Low concentrations of sodium dodecyl sulfate induce the extension of beta 2-microglobulin-related amyloid fibrils at a neutral pH.

PMID 15323566


In beta(2)-microglobulin-related (Abeta2M) amyloidosis, partial unfolding of beta(2)-microglobulin (beta2-m) is believed to be prerequisite to its assembly into Abeta2M amyloid fibrils in vivo. Although low pH or 2,2,2-trifluoroethanol at a low concentration has been reported to induce partial unfolding of beta2-m and subsequent amyloid fibril formation in vitro, factors that induce them under near physiological conditions have not been determined. Using fluorescence spectroscopy with thioflavin T, circular dichroism spectroscopy, and electron microscopy, we here show that at low concentrations, sodium dodecyl sulfate (SDS) converts natively folded beta2-m monomers into partially folded, alpha-helix-containing conformers.
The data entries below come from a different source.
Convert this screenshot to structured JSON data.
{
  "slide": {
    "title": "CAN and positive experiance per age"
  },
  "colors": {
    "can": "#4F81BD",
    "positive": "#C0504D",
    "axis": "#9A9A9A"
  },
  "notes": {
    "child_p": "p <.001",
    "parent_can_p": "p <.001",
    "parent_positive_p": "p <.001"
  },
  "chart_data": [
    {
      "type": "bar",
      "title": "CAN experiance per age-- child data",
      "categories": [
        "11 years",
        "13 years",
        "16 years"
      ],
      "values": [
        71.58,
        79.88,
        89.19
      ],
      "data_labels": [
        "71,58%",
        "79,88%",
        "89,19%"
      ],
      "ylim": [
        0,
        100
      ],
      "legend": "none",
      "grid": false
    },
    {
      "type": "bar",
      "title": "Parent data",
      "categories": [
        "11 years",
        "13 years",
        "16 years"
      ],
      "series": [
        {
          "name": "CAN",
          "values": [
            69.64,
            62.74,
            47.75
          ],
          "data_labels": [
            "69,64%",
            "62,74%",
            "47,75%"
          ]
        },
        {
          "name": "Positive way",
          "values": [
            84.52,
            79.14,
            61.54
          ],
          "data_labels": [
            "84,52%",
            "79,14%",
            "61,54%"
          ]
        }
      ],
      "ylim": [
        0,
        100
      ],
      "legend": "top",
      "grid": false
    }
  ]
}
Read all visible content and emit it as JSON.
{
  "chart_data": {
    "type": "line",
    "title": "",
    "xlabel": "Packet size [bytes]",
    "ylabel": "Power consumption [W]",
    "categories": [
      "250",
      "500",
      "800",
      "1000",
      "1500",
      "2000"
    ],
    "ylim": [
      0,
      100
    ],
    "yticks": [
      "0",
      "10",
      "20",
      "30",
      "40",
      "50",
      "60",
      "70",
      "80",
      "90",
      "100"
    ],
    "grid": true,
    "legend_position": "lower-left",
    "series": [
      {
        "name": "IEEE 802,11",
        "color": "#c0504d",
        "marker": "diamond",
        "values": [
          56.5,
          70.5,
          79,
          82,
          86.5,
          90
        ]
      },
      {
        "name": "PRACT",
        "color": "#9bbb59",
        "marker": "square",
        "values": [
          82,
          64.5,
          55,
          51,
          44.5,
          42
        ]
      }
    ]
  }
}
Surprisingly, this results in the extension of Abeta2M amyloid fibrils at neutral pH, which could be explained basically by a first-order kinetic model. At low concentrations, SDS also stabilized the fibrils at neutral pH. These SDS effects were concentration-dependent and maximal at approximately 0.5 mM, around the critical micelle concentration of SDS (0.67 mM). As the concentration of SDS was increased above 1 mM, the alpha-helix content of beta2-m rose to approximately 10%, while the beta-sheet content decreased to approximately 20%, a change paralleled by a complete cessation of fibril extension and the destabilization of the fibrils. Detergents of other classes had no significant effect on the extension of fibrils. These findings are consistent with the hypothesis that in vivo, specific factors (e.g., phospholipids) that affect the conformation and stability of beta2-m and amyloid fibrils will have significant effects on the kinetics of Abeta2M fibril formation.